Sur le plan diplomatique, Ankara désire renforcer ses relations avec un maximum de pays et a créé des ambassades dans la plupart des pays d’Afrique. En 2003, on trouvait seulement 9 ambassades, contre 41 aujourd’hui. Cette stratégie a déjà porté ses fruits puisqu’en 2009, lorsqu’Ankara a déposé sa candidature pour devenir un membre non permanent du Conseil de sécurité des Nations unies, 52 des 53 états africains ont voté pour elle. La Turquie possède en outre un statut d’observateur au sein de l’Union africaine. Selon certains analystes, Ankara souhaiterait également, sur le long terme, jouer un rôle de médiateur sur le continent entre les puissances occidentales (USA, UE) et les puissances asiatiques (Chine et Inde).

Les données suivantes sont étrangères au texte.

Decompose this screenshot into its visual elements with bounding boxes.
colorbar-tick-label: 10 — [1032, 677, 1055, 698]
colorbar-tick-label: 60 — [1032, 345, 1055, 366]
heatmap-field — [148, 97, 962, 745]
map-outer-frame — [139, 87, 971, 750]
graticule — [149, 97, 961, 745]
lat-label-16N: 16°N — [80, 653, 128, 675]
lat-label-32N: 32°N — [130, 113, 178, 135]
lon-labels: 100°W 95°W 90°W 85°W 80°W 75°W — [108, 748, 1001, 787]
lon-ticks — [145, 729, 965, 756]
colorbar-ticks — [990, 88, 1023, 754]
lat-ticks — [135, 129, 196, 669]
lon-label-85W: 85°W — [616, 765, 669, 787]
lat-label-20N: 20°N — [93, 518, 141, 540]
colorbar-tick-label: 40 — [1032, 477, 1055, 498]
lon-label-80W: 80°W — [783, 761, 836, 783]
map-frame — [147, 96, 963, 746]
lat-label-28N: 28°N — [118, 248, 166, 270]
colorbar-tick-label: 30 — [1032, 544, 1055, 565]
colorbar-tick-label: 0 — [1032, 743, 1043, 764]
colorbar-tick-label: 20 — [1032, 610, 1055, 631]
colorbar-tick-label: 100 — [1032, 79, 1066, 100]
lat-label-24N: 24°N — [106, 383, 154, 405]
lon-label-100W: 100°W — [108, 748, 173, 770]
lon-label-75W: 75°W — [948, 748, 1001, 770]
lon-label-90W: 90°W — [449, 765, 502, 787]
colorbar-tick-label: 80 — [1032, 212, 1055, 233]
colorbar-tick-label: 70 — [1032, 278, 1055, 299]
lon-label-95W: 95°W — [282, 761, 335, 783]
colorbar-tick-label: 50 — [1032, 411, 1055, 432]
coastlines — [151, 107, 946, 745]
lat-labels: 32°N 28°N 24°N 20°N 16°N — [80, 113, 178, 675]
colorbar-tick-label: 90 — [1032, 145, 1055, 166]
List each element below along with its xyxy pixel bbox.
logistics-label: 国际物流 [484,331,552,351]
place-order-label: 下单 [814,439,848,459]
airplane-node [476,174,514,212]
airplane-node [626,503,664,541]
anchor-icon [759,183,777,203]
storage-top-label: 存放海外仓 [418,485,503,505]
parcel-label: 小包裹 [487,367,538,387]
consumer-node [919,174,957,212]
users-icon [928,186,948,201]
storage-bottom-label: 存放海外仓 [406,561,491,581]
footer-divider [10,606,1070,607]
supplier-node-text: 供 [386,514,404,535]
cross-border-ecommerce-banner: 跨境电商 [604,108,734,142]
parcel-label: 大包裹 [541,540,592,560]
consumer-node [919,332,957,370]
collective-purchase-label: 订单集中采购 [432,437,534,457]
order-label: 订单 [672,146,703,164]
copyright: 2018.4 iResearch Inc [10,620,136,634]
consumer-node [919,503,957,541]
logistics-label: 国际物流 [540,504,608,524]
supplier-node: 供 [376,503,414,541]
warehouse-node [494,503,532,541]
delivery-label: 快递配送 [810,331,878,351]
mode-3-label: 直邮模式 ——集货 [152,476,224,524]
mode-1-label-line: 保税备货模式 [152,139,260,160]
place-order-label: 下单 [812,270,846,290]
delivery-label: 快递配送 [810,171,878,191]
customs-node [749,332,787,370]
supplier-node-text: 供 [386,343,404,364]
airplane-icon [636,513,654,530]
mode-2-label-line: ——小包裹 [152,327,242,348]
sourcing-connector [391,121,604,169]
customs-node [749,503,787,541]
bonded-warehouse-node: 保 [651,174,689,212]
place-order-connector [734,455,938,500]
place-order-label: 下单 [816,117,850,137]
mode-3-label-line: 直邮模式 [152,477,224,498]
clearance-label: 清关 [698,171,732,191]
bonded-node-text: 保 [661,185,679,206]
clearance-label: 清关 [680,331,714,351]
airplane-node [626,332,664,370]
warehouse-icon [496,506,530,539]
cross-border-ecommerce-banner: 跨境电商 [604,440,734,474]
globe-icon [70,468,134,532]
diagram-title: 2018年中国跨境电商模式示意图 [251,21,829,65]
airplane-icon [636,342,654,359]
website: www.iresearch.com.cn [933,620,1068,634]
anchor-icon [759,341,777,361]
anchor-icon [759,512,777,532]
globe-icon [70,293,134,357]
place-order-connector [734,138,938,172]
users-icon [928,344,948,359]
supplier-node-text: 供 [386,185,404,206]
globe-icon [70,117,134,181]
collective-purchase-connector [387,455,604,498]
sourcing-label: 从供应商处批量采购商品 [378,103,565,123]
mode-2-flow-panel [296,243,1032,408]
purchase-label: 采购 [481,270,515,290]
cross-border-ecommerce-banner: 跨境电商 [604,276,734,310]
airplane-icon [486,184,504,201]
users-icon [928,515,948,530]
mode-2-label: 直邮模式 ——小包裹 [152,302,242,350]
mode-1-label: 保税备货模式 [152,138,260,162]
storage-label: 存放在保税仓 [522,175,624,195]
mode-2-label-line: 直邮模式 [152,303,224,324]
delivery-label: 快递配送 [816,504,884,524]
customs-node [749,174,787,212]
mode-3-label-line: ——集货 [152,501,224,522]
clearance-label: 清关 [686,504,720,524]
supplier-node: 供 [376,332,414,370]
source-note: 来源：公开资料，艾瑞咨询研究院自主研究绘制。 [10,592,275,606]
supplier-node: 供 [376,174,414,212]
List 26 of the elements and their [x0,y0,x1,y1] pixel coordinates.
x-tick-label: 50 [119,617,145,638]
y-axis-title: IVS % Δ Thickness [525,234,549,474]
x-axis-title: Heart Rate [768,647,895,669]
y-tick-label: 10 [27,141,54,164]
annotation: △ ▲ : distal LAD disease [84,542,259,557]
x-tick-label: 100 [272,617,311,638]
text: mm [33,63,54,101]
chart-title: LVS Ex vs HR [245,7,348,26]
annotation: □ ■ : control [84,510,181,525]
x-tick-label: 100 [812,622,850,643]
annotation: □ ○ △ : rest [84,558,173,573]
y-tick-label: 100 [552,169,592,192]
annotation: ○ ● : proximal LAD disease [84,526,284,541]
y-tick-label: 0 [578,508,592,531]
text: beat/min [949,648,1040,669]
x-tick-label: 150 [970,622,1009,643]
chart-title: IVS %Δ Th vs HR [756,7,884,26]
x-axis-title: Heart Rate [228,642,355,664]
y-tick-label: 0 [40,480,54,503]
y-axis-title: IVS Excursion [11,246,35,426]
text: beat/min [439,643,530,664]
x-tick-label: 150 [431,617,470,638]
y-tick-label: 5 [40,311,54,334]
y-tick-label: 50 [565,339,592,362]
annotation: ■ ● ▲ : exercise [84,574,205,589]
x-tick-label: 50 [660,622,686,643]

Enfin les enjeux politico-sécuritaires ne sont pas en reste. La Turquie veut contrer l’influence de ses rivaux comme les Emirats-Arabes-Unis (qui possèdent des bases en Erythrée et dans le Somaliland) ou l’Égypte du maréchal Sissi. C’est pourquoi Ankara a dernièrement renforcé son implantation militaire en Afrique avec l’inauguration d’une base militaire à Mogadiscio en septembre 2017, pouvant accueillir plus de 1500 soldats. Par ailleurs, elle a annoncé un projet de construction d’une base militaire sur l’île de Suakin (qui lui a été dernièrement cédée pour 99 ans par le Soudan) malgré les protestations égyptiennes. La Turquie a également indiqué dernièrement qu’elle souhaitait jouer un rôle plus actif dans la lutte contre le terrorisme au Sahel.
En somme, au vu des progrès effectués depuis 15 ans, la coopération turco-africaine est promise à un grand avenir. Cependant, comme le fait remarquer la chercheuse Gabrielle Angey, cette dernière pourrait potentiellement être ralentie dans les prochaines années « suite à un recentrage de la diplomatie turque vers des enjeux plus régionaux »[3].
Clément Lobez
Source : Les Yeux du Monde
[1] Terme employé par le ministre turc des Affaires étrangères, Ismail Cem.
[1] « Infographie : ambassades, vols aériens, bureaux de la Tika… Quelle est la présence turque en Afrique ? », Jeune Afrique, 24 mars 2018.
[2] Houda Ibrahim, « Il y a une volonté de la Turquie de s’implanter sur le continent africain », RFI, 12 février 2018.
[3] Tirthankar Chanda, « Erdogan poursuit l’opération séduction de la Turquie en Afrique subsaharienne », RFI, mars 2016.